I would like to hear more about this. I was quite surprised how difficult things were when I started dabbling in Opengl and I thought that there has to be a better way. I know that there are libraries that build on top of Opengl and the like, but then always its a sacrifice of the power that you could have. It seems weird to me that it is so difficult because conceptually it seems to me that the model could be closer to the CPU/Memory model that everyone is already familiar with. You just have some RAM and some processor(s) that are going to do some computations right? Although I guess what really makes it a mess is that there needs to be a connection between what the GPU and the CPU are doing. I don't know, I was a bit surprised by how difficult it was. Perhaps I just don't understand it well enough.
To attempt to explain (desktop) GPU architecture: you don't just have memory and a bunch of individual cores on a GPU like you would on a CPU. You've got memory, texture sampling units, various other fetch units, fixed-function blending/output units, raster units, a dispatcher and then a ton of processing elements. These are all things the programmer need to set up (through the graphics API). Each of those processing elements runs several warps (wavefronts in AMD terminology), each which contains 32 or 64 threads (vendor-dependent), that all have their own set of registers. The warp holds the actual instruction stream and can issue operations that occur on all or some of those threads. Branching is possible, but pretty limited unless it's the same for every invocation. So the programming styles/models are incompatible from the start.

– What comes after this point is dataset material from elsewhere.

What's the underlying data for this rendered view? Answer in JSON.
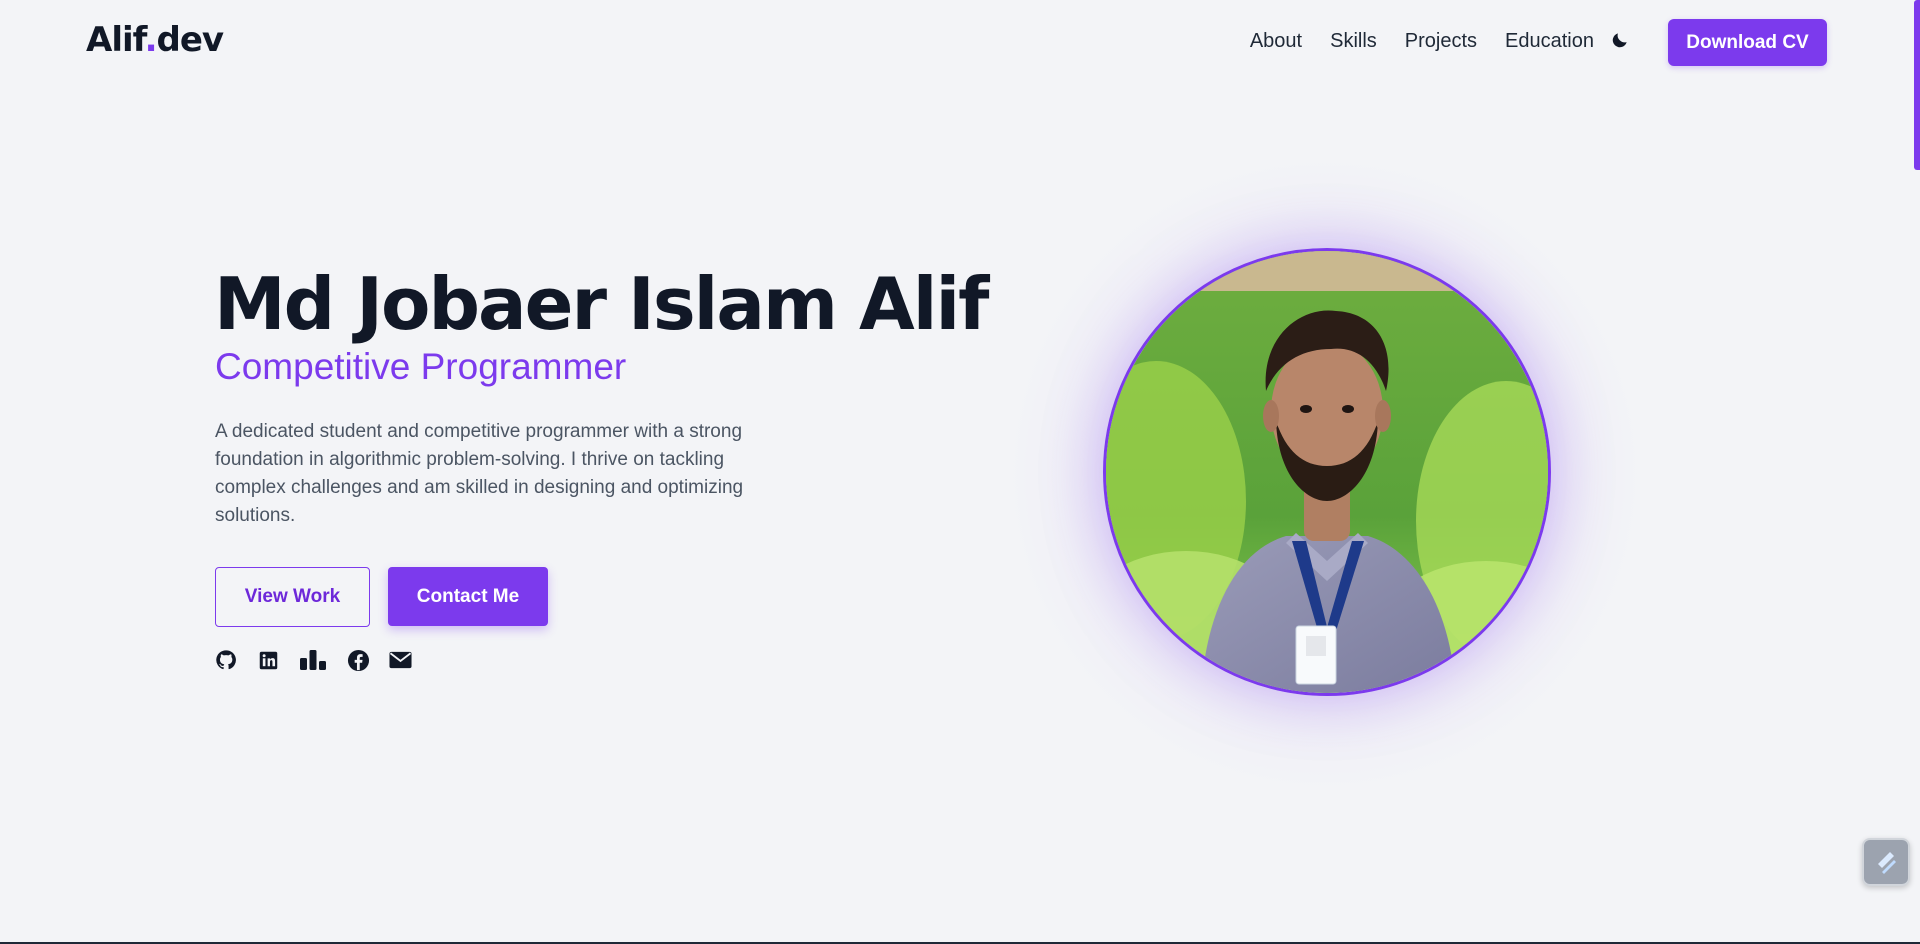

Then the real problem is, since all shader invocations share those fixed-function units, if you need to reconfigure them to use a different set of textures, buffers, shaders, etc you have to bring the whole operation to a complete halt, reconfigure it and restart it. And, contrary to popular belief, GPUs are the exact opposite of fast - each shader invocation takes an enormous amount of time to run, which is traded for throughput. Stopping that thing means having to wait for the last pieces of work to trickle through (and then when starting back up, you have to wait for enough work to be pushed through that all the hardware can be used efficiently), which means a lot of time doing little work.
So if you're trying to deal with the above, any notion of keeping things separate and clean (in terms of what the hardware sees, anyways) immedietely goes out the window. That's why things like virtual texturing exist - to let you more or less pack every single texture you need into a single gargantuan texture and draw as much as possible using some God-shader (and also because heavy reliance on textures tends to work well on consoles). Then you also have to manage to make good use of those fixed-function units (which is where tiled rasterizers on mobile GPUs can become a problem), but that's a relatively separate thing.
Also: transfering data back and forth in itself isn't necessarily that bad in my experience (just finnicky), it's usually the delays and synchronization that gets you.